Mérida, Noviembre Miércoles 19, 2025, 12:24 am
Crónica publicada en los diarios El
Nacional, El Universal, Últimas Noticias y en el Diario de Caracas,
seleccionada para su inclusión en el segundo tomo del libro”70 Años de
Crónicas en Venezuela”(I946-2015), editado bajo la dirección general por los
periodistas Sergio Dahbar; la coordinación editorial de Elvia Gómez y Harris
Saltwach; la investigación documental de Nour Issa y diseño de Jaime
Cruz.. La presentación es de Juan Carlos Escotet Rodríguez y el prólogo está
escrito por Francisco Suniaga.
En el páramo El Zumbador, cubierto casi por la
neblina, entre Táchira y Mérida, un arreador de mulas se queja del
abandono del gobierno. En Tumeremo, la reunión de todos los caciques de
las tribus de Guayana se concertaron en populosa asamblea para apoyarlo;
y en Clarines, la nana anciana rememora la infancia del líder del partido
blanco, que la visita convertido en candidato a la presidencia de la república.
1
Cuando Jesús Pizarro, capitán general de la
tribu pemón tomó la palabra, sus seguidores se estrecharon entre sí las gruesas
manos.
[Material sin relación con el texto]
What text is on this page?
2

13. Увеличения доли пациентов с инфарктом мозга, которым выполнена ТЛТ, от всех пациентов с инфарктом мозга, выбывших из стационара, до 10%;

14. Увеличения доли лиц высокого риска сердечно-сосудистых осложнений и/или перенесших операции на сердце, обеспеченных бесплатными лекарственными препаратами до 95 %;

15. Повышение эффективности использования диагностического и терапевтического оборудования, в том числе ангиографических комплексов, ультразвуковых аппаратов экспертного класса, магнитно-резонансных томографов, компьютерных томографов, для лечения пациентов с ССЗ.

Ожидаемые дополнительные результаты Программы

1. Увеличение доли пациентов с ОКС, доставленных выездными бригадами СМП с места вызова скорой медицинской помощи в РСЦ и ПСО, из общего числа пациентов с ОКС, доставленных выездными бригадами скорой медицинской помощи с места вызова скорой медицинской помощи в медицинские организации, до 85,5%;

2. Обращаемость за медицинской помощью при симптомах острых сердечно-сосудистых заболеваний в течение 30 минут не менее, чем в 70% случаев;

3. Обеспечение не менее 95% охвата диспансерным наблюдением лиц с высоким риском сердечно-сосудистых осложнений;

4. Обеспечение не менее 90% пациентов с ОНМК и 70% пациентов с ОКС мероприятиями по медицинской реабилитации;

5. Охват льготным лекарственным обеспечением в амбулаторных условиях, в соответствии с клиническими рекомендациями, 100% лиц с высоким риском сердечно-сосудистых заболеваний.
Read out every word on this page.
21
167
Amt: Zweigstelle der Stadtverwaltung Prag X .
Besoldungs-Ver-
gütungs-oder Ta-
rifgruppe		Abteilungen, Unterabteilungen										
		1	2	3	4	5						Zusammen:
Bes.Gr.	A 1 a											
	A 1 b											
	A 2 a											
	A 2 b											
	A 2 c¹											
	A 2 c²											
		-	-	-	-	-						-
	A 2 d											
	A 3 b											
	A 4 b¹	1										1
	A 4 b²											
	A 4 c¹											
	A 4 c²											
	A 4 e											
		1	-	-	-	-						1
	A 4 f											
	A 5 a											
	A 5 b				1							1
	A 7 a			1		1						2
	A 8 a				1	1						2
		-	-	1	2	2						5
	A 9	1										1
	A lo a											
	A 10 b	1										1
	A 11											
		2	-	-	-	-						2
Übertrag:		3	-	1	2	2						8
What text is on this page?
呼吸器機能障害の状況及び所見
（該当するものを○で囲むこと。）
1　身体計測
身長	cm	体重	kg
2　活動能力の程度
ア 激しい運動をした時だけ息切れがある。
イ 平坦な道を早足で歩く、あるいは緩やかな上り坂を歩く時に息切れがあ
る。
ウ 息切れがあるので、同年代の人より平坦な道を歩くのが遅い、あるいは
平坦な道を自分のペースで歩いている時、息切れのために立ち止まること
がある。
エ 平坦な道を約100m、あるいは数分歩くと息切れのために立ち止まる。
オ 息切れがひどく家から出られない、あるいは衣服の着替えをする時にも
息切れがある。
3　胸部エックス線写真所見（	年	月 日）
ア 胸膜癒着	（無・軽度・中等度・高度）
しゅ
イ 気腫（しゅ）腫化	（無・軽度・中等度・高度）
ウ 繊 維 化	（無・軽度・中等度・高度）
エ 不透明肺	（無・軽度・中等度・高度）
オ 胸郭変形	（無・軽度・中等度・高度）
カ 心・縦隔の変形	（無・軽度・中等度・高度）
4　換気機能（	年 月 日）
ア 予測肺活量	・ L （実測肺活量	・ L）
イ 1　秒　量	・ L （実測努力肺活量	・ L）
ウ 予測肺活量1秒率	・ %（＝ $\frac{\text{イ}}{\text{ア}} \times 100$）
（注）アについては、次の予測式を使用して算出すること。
Quizás en esa unión además de fuerza había, de modo sencillo,
demostración pura de solidaridad de siglos. Y sus palabras sonaron en la
pequeña sala de la humilde vivienda en Tumeremo –techo de zinc doblado por el
sol que allí apuñala, y paredes de bahareque todavía- como aldabonazo en la
conciencia nacional. “Usted es nuestra última esperanza. Estamos seguros que
usted será el presidente de todos los venezolanos. De los venezolanos como
nosotros los pemones, los arawacos, los arawaos, los guahibos. De nuestros
hermanos de más allá del río, de los hombres y mujeres de mar y lago y tierra
reseca, los guajiros. En fin, de todos. Pero si esa esperanza se pierde, los
próximos candidatos tendrán que pedirle el voto a las montañas, al río, a los
pájaros, a la selva. Pero la selva no da votos, los pájaros no dan votos, los
ríos no dan votos, la selva no da votos. Los indios menos daremos votos a
quienes nos sigan considerando venezolanos de tercera…”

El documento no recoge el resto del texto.